Low pass filters are not useless arithmetic. They are the way that you can deal with the data you have all the time. You use them all the time in Daily, Monthly and Yearly form. This is just an extension of that.
If you believe that the data has been fiddled, then this should be an ideal tool for you to demonstrate that.

Bernie Hutchins

RichardLH says:
March 16, 2014 at 4:09 pm
Thanks Richard – that’s what I thought.
But when you cascade Moving Averages (running means, rectangles, “boxcars”) you get all the nulls of the original rectangles in the cascade. When you cascade Gaussians, you get essentially the smallest bandwidth of the set (longest average). With SG, you get an attractive wide low-pass bandwidth (optimally flat) at the expense of less high-pass rejection (never a free lunch).

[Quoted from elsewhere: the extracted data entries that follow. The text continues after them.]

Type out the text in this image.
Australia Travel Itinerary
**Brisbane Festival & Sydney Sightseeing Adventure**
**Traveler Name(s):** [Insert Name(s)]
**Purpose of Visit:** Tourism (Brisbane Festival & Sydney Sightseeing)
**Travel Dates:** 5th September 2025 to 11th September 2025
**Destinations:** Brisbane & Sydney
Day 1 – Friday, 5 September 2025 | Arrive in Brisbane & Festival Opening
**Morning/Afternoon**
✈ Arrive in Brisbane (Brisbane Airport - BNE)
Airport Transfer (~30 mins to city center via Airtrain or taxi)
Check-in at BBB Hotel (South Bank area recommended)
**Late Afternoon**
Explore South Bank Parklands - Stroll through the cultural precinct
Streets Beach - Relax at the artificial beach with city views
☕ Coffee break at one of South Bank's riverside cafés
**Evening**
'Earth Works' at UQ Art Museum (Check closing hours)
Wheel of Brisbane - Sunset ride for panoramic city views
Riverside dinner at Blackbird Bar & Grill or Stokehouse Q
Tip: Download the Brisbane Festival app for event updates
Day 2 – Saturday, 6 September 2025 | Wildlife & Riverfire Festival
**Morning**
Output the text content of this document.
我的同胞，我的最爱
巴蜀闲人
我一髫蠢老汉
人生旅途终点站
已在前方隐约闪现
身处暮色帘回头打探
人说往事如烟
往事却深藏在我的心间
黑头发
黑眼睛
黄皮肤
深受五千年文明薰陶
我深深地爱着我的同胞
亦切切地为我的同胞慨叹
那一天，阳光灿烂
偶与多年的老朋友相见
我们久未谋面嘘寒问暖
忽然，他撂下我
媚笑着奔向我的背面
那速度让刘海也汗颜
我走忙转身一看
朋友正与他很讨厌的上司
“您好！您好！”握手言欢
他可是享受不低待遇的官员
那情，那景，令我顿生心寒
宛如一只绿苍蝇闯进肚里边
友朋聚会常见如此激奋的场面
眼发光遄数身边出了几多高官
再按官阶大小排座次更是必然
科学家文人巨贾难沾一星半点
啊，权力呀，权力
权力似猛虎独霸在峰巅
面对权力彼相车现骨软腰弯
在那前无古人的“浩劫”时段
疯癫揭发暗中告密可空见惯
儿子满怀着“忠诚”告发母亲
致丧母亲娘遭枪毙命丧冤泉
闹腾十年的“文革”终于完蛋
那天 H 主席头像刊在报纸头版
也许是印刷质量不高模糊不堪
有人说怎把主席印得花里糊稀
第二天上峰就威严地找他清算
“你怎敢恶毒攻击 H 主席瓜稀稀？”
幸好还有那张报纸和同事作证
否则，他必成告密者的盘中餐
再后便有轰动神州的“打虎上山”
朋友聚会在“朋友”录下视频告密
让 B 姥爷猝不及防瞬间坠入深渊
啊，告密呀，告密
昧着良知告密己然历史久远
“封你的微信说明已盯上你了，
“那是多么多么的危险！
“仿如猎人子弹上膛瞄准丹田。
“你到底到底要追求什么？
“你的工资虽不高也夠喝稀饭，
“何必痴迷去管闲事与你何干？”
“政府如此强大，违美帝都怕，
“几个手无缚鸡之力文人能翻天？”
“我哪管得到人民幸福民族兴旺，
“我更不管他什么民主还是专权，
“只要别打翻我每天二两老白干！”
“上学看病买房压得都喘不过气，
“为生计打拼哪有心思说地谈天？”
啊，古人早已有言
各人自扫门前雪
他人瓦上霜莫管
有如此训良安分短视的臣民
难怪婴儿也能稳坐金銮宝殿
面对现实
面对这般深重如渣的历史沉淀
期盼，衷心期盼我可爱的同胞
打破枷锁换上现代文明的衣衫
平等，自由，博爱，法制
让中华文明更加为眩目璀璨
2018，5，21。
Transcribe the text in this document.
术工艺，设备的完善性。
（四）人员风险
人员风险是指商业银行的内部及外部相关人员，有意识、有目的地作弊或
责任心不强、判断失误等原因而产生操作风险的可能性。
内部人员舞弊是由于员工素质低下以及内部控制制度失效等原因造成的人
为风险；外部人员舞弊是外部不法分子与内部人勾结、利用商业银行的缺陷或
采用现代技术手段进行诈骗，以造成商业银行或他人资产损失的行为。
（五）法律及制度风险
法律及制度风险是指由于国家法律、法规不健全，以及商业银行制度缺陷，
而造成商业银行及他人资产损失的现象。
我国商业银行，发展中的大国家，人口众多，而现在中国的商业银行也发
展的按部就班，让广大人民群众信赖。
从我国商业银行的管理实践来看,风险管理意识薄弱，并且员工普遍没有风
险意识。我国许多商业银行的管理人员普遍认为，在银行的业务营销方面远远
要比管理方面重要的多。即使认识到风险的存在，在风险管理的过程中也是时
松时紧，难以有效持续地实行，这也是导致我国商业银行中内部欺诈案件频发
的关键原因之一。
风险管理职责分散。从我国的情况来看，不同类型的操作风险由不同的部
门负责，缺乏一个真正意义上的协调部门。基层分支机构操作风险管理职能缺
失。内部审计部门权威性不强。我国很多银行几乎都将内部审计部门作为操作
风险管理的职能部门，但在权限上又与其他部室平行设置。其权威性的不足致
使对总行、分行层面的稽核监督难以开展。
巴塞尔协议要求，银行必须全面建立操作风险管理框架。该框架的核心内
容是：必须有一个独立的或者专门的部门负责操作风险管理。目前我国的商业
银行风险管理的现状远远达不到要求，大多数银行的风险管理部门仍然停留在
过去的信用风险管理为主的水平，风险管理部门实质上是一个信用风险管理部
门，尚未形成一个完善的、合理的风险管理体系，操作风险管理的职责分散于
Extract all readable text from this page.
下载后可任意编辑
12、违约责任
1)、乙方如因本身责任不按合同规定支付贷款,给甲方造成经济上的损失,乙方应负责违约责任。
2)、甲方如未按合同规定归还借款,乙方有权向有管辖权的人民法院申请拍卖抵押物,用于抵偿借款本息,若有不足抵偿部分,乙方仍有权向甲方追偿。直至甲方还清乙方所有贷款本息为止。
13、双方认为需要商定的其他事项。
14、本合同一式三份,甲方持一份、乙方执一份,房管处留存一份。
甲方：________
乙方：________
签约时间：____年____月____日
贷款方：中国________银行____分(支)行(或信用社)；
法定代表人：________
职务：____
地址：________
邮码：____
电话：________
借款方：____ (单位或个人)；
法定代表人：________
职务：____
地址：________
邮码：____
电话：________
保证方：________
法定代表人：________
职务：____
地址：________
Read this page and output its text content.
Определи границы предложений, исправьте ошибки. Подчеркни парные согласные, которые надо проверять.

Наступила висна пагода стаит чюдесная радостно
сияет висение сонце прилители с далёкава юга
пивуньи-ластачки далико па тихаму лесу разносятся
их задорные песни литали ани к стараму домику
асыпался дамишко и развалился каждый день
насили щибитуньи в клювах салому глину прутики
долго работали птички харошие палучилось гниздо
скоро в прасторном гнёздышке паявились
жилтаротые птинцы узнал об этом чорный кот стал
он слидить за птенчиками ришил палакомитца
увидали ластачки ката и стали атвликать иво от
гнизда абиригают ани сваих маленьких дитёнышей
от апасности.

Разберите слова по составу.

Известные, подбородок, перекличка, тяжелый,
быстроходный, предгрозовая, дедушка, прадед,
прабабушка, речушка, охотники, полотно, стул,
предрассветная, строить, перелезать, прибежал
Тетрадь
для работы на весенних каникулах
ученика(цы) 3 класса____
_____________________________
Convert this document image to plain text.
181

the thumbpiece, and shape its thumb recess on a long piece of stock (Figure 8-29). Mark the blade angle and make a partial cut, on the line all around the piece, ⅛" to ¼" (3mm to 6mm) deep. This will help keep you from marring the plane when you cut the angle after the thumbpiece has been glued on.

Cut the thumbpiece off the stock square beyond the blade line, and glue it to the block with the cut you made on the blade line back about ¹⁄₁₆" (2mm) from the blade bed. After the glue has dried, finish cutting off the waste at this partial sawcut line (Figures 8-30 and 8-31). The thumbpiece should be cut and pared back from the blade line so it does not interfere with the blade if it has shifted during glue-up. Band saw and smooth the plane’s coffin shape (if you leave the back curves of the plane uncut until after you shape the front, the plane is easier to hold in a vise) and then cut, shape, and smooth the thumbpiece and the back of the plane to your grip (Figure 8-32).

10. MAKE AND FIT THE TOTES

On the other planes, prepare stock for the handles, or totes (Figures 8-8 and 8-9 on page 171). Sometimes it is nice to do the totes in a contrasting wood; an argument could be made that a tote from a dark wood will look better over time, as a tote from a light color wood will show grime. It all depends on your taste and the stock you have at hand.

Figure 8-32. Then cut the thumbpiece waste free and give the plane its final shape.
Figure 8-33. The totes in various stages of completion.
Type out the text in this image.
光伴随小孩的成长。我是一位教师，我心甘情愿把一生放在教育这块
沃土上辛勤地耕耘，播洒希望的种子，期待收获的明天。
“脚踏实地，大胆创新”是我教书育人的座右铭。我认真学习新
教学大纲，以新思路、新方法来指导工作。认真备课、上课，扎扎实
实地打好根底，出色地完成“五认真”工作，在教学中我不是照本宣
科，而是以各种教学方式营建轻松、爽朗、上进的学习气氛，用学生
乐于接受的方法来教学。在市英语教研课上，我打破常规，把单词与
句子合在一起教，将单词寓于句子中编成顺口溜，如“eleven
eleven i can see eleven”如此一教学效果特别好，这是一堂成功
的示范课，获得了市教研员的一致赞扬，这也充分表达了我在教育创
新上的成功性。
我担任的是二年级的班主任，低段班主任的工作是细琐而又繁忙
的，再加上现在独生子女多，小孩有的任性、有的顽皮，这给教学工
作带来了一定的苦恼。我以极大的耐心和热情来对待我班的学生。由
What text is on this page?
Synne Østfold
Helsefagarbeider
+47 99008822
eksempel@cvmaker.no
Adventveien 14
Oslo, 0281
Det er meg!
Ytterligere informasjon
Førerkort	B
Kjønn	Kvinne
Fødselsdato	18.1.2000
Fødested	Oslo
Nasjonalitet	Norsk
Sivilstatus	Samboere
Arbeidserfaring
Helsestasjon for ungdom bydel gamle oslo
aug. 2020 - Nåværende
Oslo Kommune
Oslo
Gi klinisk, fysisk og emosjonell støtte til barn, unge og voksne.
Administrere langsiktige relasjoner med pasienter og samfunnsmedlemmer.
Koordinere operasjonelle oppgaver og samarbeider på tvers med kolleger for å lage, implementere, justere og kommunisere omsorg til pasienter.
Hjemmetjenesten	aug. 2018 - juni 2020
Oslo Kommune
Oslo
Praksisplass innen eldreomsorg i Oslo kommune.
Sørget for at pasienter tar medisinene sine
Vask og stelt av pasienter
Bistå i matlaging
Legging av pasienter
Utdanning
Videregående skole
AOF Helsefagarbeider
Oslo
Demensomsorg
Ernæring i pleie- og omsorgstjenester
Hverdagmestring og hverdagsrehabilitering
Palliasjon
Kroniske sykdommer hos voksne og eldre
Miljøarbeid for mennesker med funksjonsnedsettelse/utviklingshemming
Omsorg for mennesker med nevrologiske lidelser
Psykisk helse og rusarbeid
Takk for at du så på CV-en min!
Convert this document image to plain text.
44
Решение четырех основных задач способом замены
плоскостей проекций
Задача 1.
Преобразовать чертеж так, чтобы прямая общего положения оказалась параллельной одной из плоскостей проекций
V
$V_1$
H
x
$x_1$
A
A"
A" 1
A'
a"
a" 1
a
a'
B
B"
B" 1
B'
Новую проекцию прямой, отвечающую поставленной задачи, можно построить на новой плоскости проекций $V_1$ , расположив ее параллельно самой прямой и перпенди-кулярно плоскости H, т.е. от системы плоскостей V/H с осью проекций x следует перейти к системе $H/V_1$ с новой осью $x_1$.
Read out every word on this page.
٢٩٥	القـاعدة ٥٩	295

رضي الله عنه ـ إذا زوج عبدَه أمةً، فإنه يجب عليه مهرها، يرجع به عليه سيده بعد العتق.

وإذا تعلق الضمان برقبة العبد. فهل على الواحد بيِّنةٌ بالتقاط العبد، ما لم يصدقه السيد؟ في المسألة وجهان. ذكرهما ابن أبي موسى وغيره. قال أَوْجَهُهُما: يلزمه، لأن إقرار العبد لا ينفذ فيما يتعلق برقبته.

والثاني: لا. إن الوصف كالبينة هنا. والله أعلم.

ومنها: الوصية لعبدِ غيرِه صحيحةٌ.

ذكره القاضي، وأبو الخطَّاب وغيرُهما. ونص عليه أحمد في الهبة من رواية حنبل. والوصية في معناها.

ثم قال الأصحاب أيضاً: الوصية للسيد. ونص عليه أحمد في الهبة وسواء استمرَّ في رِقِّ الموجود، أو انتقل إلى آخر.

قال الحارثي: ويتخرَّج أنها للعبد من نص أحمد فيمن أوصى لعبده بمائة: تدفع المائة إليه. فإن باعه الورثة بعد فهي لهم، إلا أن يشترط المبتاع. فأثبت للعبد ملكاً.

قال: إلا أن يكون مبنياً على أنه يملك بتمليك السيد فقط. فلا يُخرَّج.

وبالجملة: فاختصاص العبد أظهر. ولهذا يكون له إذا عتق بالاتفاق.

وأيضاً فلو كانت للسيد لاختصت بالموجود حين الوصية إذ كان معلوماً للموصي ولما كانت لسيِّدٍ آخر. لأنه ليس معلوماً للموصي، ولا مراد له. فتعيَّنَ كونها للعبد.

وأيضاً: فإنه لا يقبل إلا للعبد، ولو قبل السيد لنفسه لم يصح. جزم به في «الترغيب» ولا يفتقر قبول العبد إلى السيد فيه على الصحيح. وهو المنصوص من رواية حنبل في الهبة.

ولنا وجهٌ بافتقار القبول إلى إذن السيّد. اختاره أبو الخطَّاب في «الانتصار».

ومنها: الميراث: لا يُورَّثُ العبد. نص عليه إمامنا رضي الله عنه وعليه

SG is easy to do. By coincidence I posted an application note on it just a month ago. Note my Fig. 6b for example compared to the two frequency responses you posted for me.
http://electronotes.netfirms.com/AN404.pdf
Without due regard for the frequency response, you COULD BE seeing “colored noise” due to a spurious resonance. You are certainly NOT seeing something totally spurious, because for one thing, we can “see” the 60 year periodicity already in the original data. Less noise – but no new information?